March 29, 2014
School dress codes are nothing new, but there’s been a bit of controversy at an Illinois school over their ban on leggings and tight pants, put in place because this type of clothing “distracts the boys”. Parents and students alike are outraged, and for good reason, over the fact that rather than boys being educated to respect women’s bodies, girls are being penalized for what they wear. The school responded to complaints saying that the dress code hadn’t changed, and that in general shorts, skirts, dresses, or shirts, when worn with leggings should be closer to the knee than the hip. So, basically, make sure to cover up parts of your body that are already covered up because your male classmates may be pervs. I admit that when I wear yoga pants and leggings I get my ass checked out more than if I was wearing sweats. Guess what? That’s not my fault – it’s the guys who check me out who are responsible for their actions. My clothing covers my body, it covers my undergarments properly, it's not see-through, and cannot be described as ill-fitting. I understand school dress codes are important to maintain a sense of decorum, but this ban on leggings and yoga pants is a bit extreme.

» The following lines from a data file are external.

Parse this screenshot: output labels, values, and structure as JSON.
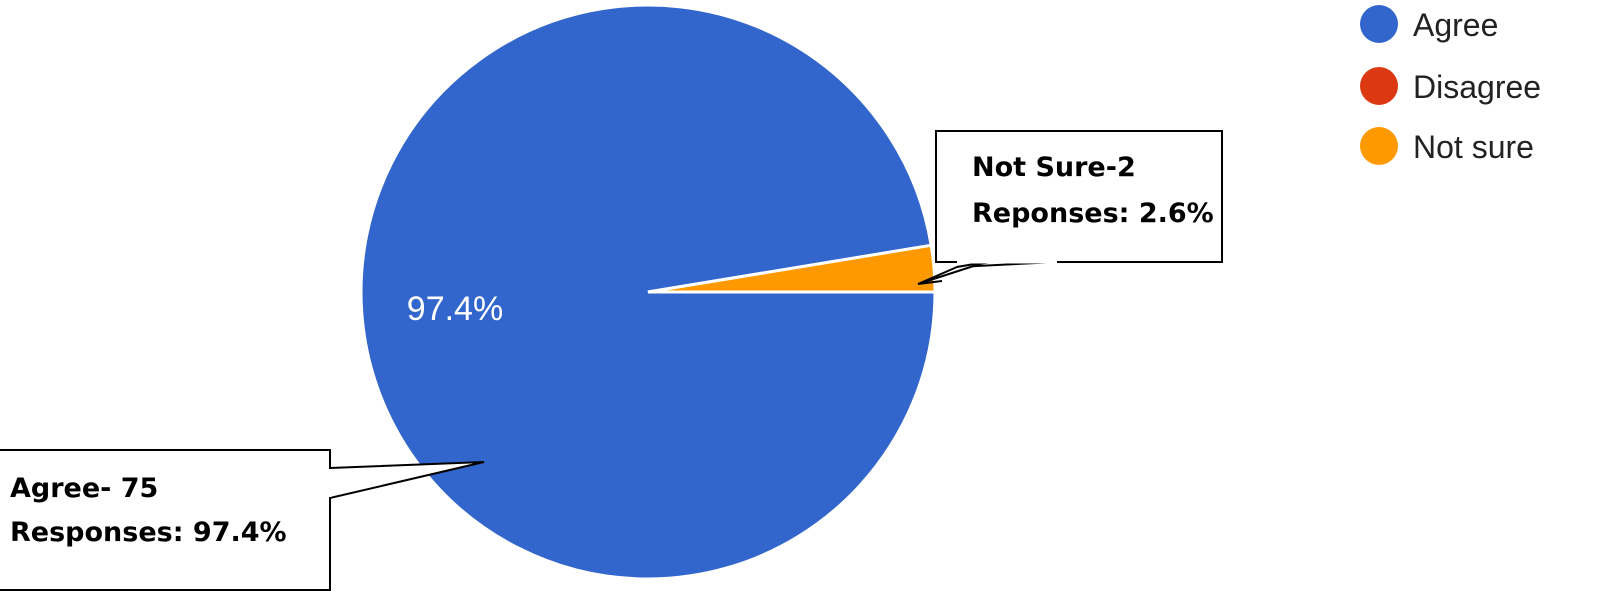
{
  "chart_data": {
    "type": "pie",
    "slices": [
      {
        "label": "Agree",
        "value": 97.4,
        "color": "#3366CC"
      },
      {
        "label": "Disagree",
        "value": 0,
        "color": "#DC3912"
      },
      {
        "label": "Not sure",
        "value": 2.6,
        "color": "#FF9900"
      }
    ],
    "start_angle_deg": 0,
    "direction": "clockwise",
    "inside_labels": [
      {
        "slice": "Agree",
        "text": "97.4%"
      }
    ],
    "legend": {
      "position": "top-right",
      "entries": [
        "Agree",
        "Disagree",
        "Not sure"
      ]
    },
    "callouts": [
      {
        "slice": "Not sure",
        "lines": [
          "Not Sure-2",
          "Reponses: 2.6%"
        ]
      },
      {
        "slice": "Agree",
        "lines": [
          "Agree- 75",
          "Responses: 97.4%"
        ]
      }
    ]
  }
}
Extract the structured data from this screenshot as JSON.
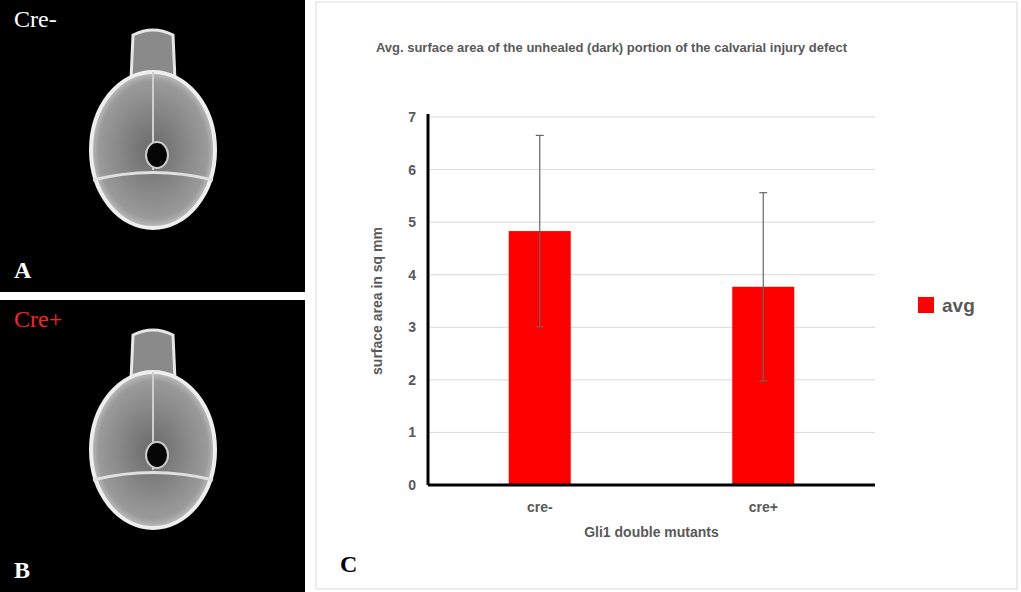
{
  "images": [
    {
      "letter": "A",
      "label": "Cre-"
    },
    {
      "letter": "B",
      "label": "Cre+"
    }
  ],
  "panel_letter": "C",
  "chart_data": {
    "type": "bar",
    "title": "Avg. surface area of the unhealed (dark) portion of the calvarial injury defect",
    "x_label": "Gli1 double mutants",
    "y_label": "surface area in sq mm",
    "categories": [
      "cre-",
      "cre+"
    ],
    "series": [
      {
        "name": "avg",
        "color": "#ff0000",
        "values": [
          4.83,
          3.77
        ],
        "errors": [
          1.82,
          1.79
        ]
      }
    ],
    "ylim": [
      0,
      7
    ],
    "yticks": [
      0,
      1,
      2,
      3,
      4,
      5,
      6,
      7
    ],
    "grid": true,
    "legend": "right"
  }
}
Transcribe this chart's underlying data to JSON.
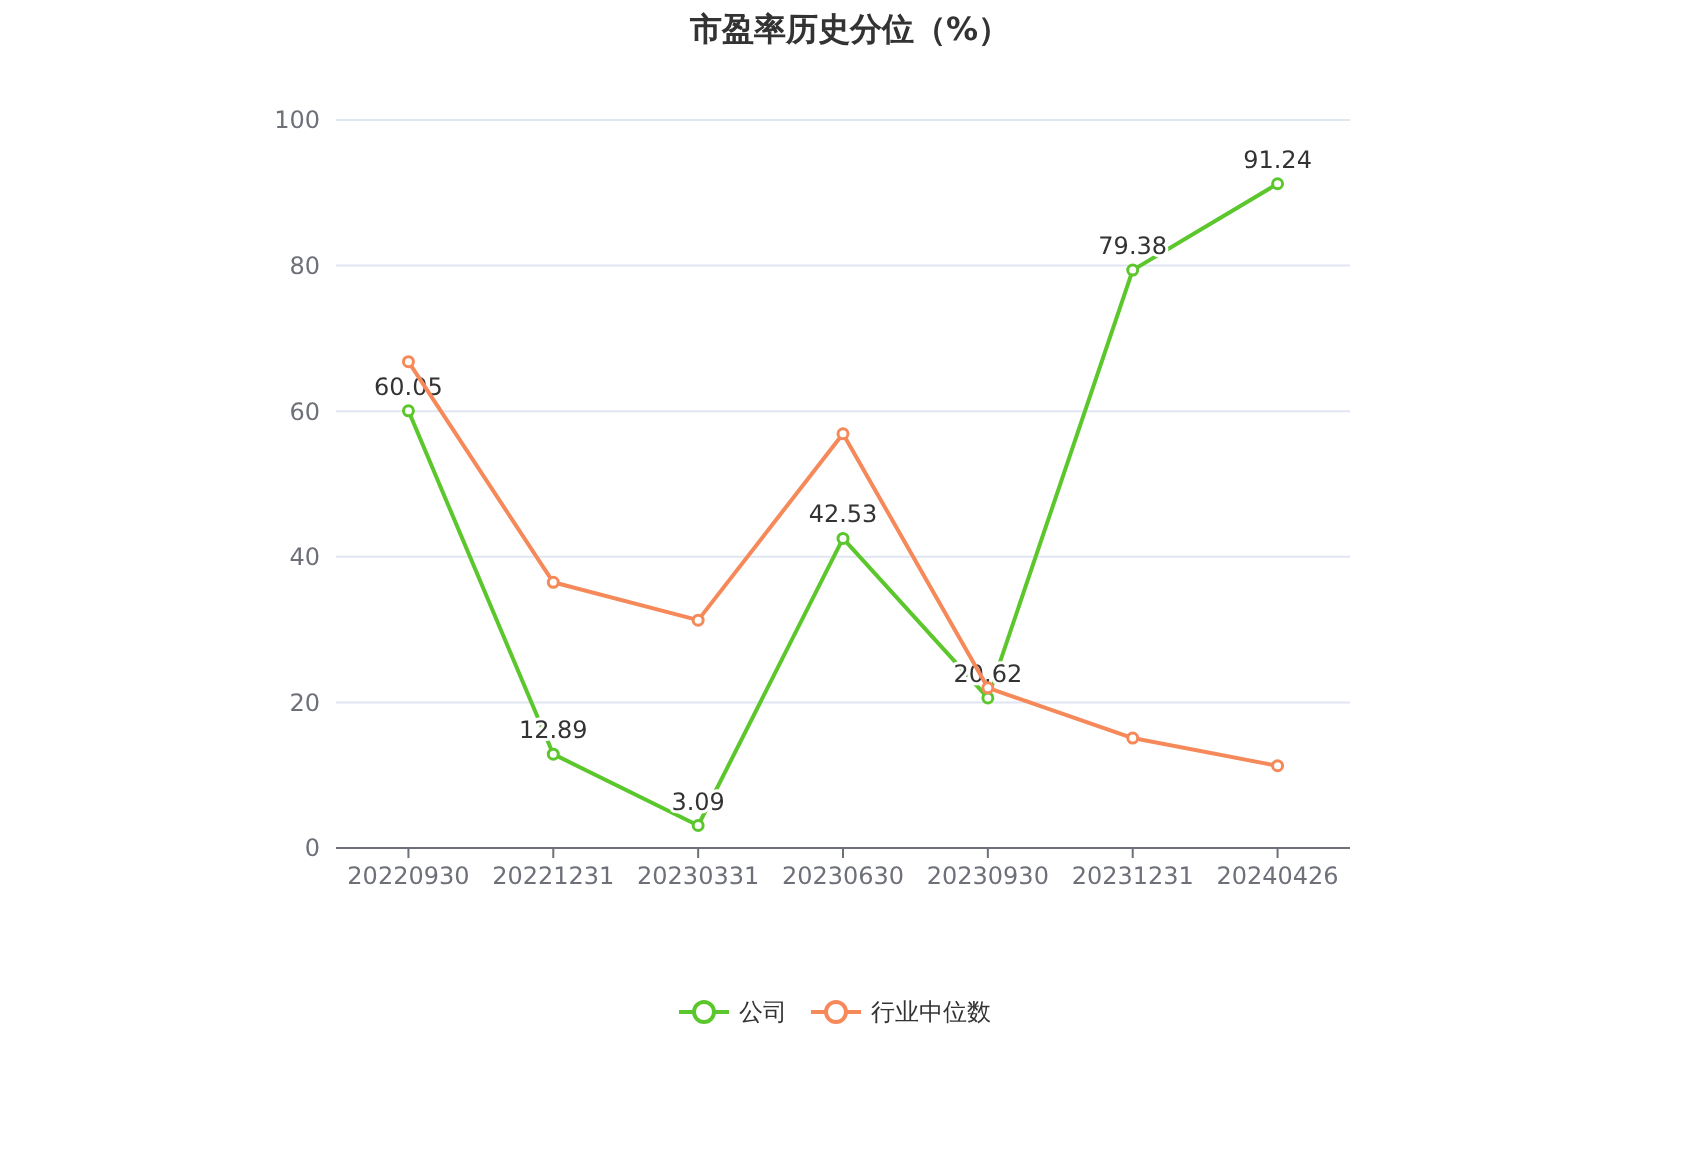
{
  "chart_data": {
    "type": "line",
    "title": "市盈率历史分位（%）",
    "categories": [
      "20220930",
      "20221231",
      "20230331",
      "20230630",
      "20230930",
      "20231231",
      "20240426"
    ],
    "series": [
      {
        "name": "公司",
        "color": "#5cc72d",
        "values": [
          60.05,
          12.89,
          3.09,
          42.53,
          20.62,
          79.38,
          91.24
        ],
        "value_labels": [
          "60.05",
          "12.89",
          "3.09",
          "42.53",
          "20.62",
          "79.38",
          "91.24"
        ]
      },
      {
        "name": "行业中位数",
        "color": "#f5895a",
        "values": [
          66.8,
          36.5,
          31.3,
          56.9,
          22,
          15.1,
          11.3
        ]
      }
    ],
    "ylim": [
      0,
      100
    ],
    "yticks": [
      0,
      20,
      40,
      60,
      80,
      100
    ],
    "grid": "y",
    "legend": "bottom",
    "marker": "circle",
    "line_style": "solid"
  }
}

A letter written to the school from Kevin and Juliet Bond best sums up the problem with this type of dress code:
[The]policy clearly shifts the blame for boy's behavior or lack of academic concentration, directly onto the girls. We are frankly shocked at this antiquated and warped message that is being sent to the kids. Under no circumstances should girls be told that their clothing is responsible for boy's bad behaviors. This kind of message lands itself squarely on a continuum that blames girls and women for assault by men. It also sends the message to boys that their behaviours are excusable, or understandable given what the girls are wearing. And if the sight of a girl's leg is too much for boys at Haven to handle, then your school has a much bigger problem to deal with. We really hope that you will consider the impact of these policies and how they contribute to rape culture. Girls should be able to feel safe and unashamed about what they wear. And boys need to be corrected and taught when they harass girls.Since there is still confusion over the policy, school officials will be meeting to review the dress code and make it more consistent, hopefully revamping it into one that doesn’t teach victim blaming to young impressionable minds.